I always want to know about the creative process. Do you write on scrap paper, on a computer, pen or pencil? Do you have rituals?

I write almost everything on a laptop. My handwriting is lousy, although I’ll occasionally jot something down on a scrap piece of paper or in a notebook. But my mother sent me to typing lessons one summer when I was thirteen. It was a class full of housewives going back to work. I was the only male. The next youngest student was maybe twenty-six. But by God, I learned how to type. And I’ve been typing ever since.
For maybe the second half of my novel, I stuck to what my wife refers to as “sacred writing time.” Usually it’s from eight o’clock in the evening to ten or so. Nora Roberts—she didn’t invent this idea, but the first time I heard it was from her—she said that the secret to her success as a writer was “Ass in the chair.” There’s something to that. And I know it works, because when I would skip watching TV or playing on my phone or reading a book and instead put my ass in the chair in front of my laptop, I would produce writing. And for the past several months, various events have conspired against sacred writing time, and I’ve written very little on my second book. This summer, before I go on book tour, I plan to reinstate sacred writing time.
           
What’s it like for you being a debut author?

Surreal. A few weeks ago my editor said we needed to choose a narrator for the audiobook version of my novel. She had two voice actors in mind and sent me their audio files. So I sat in my classroom during a free period and listened on my phone to two different voice actors reading the opening pages of my own novel.

I’m still a little self-conscious about saying “my agent” or “my editor.” A friend or colleague will ask about my book, and I’ll say, “Well, I was just talking to my editor,” and then I’ll think I sound like I’m bragging. I’m letting that go, though.
           
Algonquin has been absolutely fabulous—I could not have asked for a better publisher on my first go around. A few months ago I was on a group call with maybe a dozen or so people at Algonquin—my editor, the publicist, marketing, copy editors, the whole nine yards—and I just wanted to hug all of them. I’ve wanted to be a novelist since I was in eighth grade, and now it’s actually happening. How often do you have a life-long dream and then you achieve it, and then you can keep on doing it (knock on wood again)?

Mainly I’m just consciously trying to enjoy the whole experience, appreciate every moment. I have friends who are consultants and fly to other parts of the country every week, they spend their weeknights in hotels—it’s part of their job. Me, I’m going to go on book tour, and when I stay in a hotel, I’m going to be the guy who’s all delighted that there’s an iron in my room. “I have an iron! Wow, that’s so thoughtful! Wait, there’s a mini-fridge, too?” I’m like that right now about everything having to do with the publication of my book. And I want to keep that feeling for as long as possible. And I’m both excited by and terrified at the prospect of giving a reading. What if they don’t like it? What if they don’t laugh at my jokes? But then I remember that I make a living, in part, on getting up in front of groups of people who may not care about what I have to say, and I have to engage them and convince them that what I am going to say might be interesting. 

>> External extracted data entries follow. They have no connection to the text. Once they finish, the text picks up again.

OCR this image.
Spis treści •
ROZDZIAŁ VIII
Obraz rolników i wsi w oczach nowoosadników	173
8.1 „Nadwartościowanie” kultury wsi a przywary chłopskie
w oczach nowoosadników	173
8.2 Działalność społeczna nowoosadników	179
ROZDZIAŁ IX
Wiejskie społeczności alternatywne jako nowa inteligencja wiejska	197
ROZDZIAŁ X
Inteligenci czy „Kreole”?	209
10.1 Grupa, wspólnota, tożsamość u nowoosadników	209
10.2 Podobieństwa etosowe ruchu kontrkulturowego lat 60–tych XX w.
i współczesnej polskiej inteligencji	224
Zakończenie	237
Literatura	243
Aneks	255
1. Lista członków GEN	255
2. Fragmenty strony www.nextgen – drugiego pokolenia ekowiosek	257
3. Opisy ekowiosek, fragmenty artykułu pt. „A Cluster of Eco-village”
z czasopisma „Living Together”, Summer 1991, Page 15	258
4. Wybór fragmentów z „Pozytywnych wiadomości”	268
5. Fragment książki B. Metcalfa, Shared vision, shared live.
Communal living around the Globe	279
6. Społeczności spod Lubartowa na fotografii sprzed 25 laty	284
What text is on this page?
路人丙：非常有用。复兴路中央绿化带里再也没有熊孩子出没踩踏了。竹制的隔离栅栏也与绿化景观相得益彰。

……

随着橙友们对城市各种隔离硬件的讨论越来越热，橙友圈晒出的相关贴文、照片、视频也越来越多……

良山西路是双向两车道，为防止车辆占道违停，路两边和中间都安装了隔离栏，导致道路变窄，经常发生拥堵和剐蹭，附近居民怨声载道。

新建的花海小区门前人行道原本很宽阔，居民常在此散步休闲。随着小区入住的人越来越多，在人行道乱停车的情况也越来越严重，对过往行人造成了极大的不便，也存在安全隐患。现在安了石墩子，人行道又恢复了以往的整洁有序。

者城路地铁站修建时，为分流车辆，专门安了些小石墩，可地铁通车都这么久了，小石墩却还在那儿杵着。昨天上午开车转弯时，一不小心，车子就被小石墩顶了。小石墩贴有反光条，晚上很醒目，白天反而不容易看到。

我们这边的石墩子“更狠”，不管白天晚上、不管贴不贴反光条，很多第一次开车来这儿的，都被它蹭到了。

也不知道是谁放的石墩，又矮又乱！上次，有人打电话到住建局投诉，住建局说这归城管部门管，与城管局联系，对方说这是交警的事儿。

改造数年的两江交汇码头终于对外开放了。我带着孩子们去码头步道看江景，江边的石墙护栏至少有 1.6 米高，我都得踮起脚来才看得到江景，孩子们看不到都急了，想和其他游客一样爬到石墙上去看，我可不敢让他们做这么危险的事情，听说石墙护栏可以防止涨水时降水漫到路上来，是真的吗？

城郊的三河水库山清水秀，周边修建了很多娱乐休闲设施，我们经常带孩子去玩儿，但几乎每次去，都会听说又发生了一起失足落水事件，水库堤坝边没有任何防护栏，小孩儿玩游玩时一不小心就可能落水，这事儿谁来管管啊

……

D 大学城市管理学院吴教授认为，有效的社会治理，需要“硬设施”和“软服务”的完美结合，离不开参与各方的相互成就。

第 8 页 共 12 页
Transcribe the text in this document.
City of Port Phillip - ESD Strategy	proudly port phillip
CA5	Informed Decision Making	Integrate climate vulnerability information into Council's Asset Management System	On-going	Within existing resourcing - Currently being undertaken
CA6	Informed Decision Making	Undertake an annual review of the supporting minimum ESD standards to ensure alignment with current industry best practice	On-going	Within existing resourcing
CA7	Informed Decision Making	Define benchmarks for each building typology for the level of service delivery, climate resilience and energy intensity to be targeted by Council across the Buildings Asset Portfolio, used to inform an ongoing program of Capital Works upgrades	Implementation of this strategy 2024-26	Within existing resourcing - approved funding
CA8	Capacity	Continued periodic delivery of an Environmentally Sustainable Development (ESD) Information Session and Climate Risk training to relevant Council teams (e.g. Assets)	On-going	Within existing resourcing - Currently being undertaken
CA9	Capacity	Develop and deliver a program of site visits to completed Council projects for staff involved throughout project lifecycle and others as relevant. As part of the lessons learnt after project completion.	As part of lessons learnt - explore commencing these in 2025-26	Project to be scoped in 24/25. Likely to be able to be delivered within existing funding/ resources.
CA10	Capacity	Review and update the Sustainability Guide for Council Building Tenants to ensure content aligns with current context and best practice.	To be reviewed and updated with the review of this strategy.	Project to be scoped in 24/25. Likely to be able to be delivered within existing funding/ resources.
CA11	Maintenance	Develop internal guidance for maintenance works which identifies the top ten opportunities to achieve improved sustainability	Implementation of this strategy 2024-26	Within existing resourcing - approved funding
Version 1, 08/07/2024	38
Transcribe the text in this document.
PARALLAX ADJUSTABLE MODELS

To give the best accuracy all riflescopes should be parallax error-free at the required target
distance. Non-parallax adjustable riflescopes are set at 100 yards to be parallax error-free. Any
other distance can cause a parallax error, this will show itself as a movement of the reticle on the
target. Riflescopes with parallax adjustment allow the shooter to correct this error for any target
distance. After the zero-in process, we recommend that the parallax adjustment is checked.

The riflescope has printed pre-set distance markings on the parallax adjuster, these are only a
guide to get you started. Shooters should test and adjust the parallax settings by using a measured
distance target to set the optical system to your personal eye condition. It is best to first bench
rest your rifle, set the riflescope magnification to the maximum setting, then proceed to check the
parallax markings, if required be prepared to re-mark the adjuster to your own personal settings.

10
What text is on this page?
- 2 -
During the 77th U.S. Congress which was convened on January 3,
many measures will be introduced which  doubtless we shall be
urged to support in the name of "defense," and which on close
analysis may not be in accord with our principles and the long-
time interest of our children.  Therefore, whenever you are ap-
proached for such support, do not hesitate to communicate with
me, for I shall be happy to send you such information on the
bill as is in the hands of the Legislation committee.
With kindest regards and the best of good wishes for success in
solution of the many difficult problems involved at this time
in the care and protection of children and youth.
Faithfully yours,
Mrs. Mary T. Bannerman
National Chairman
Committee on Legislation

Almost everyone I have met in this business—editors, agents, publicists, booksellers, and especially authors—has been so generous and supportive and kind. It’s like I’ve found my people, you know? And I got my first review on Goodreads, by someone I did not know, and she gave Shadow of the Lions five stars. It was the loveliest feeling, to know that a complete stranger had read my story and enjoyed it. That’s part of why we write stories, isn’t it? Because we want to write something that will have the same kind of impact that another book or author had on us.

What’s obsessing you now and why?
Politics, although I’m trying to cut down on the amount of political news I read. There’s only so much healthy outrage I can maintain before I start feeling ill.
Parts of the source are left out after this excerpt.